Army commanders took pains to avoid serious clashes and refrained from forcing their way into settlements where opposition was heavy — a display of sensitivity before unleashing the military's muscle to forcibly remove holdouts starting Wednesday.

“Your pain and your tears are an inseparable part of this country's history,” Israeli Prime Minister Ariel Sharon told settlers during a nationally televised address in which he called the pullout a painful but essential step for Israel's future.

He said previously it had become too hard to defend the Gaza settlements and their 8,500 residents in an overcrowded area of 1.3 million Palestinians, and the presence of so many Arabs under Israeli control was threatening the Jewish character of the state.

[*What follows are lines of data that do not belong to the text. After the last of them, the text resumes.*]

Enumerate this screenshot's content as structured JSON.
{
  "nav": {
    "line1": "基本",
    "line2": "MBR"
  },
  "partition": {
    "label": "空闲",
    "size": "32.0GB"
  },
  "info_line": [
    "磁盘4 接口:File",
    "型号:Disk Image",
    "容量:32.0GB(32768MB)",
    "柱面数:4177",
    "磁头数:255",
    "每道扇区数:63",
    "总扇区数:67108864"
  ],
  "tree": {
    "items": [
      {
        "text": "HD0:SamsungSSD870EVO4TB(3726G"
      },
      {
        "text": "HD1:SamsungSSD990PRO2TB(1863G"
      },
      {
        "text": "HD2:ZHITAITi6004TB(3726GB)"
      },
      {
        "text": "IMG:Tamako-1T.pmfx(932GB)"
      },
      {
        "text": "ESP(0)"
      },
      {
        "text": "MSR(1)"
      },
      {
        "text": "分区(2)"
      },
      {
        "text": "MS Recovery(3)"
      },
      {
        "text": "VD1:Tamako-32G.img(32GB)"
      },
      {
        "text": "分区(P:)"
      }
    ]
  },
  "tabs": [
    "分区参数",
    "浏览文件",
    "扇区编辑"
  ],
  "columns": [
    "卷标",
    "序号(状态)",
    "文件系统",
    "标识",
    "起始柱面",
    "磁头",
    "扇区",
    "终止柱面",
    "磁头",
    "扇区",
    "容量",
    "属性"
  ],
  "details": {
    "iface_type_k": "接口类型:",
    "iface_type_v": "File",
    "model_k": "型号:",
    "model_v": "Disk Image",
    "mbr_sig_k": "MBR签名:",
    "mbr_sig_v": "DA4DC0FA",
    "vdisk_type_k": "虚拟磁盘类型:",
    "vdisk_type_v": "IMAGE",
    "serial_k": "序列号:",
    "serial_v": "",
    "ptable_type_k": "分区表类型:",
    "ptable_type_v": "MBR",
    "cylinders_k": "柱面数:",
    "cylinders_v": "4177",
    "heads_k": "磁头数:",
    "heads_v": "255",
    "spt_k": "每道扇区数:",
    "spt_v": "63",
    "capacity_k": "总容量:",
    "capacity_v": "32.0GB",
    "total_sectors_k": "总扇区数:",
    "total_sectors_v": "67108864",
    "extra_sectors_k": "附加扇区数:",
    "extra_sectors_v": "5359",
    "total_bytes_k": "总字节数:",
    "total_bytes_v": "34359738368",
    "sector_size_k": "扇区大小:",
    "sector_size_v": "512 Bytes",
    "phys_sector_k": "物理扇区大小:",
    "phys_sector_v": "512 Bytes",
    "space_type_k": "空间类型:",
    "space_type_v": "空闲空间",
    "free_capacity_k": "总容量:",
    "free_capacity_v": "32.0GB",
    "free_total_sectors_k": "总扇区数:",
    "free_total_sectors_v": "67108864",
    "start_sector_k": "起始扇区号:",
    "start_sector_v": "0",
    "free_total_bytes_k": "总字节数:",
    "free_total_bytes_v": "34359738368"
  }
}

Sharon has repeatedly said the withdrawal is designed to allow Israel to hold on to all of Jerusalem and major parts of the West Bank — a position that raises questions about the prospects for peace since the Palestinians claim those areas for a state.

Nevertheless, Palestinians celebrated the beginning of the end for the 38-year occupation of the Gaza Strip, and militant factions competed for credit for expelling the Israelis with their violent five-year uprising.

In his speech, Sharon urged Palestinian leaders to control extremists. “To an outstretched hand of peace we will respond with an olive branch, but fire will be met by fire more intense than ever,” he said.
The timing is right. Terrorism against Israelis is at a low point. I don’t know about you, but I would feel safe if I traveled to Israel now. Two years ago I would not have. No one can make a plausible argument that this pullout is a surrender to terrorism. Obviously it is not. The suicide bombers were fenced off and beaten back before the pullout began.

The settlers in the West Bank and (especially) Gaza always seemed more than a little cracked to me. They make a two-state solution to the conflict far more difficult, which is part of the point of their movement. But they’re also placing themselves in clear and present mortal danger by surrounding themselves with fanatics who want them dead. They have needed an “intervention” by their Israeli friends for a very long time.

Israelis needs to be out of Gaza for their own sake, as well as for the sake of Palestinians. Yitzak Rabin summed up the reasoning very effectively when he campaigned for prime minister in 1992. He promised not only to get Israel out of Gaza but to get “Gaza out of Tel Aviv.” Hopefully it won’t take another thirteen years to get the West Bank out of Tel Aviv, too.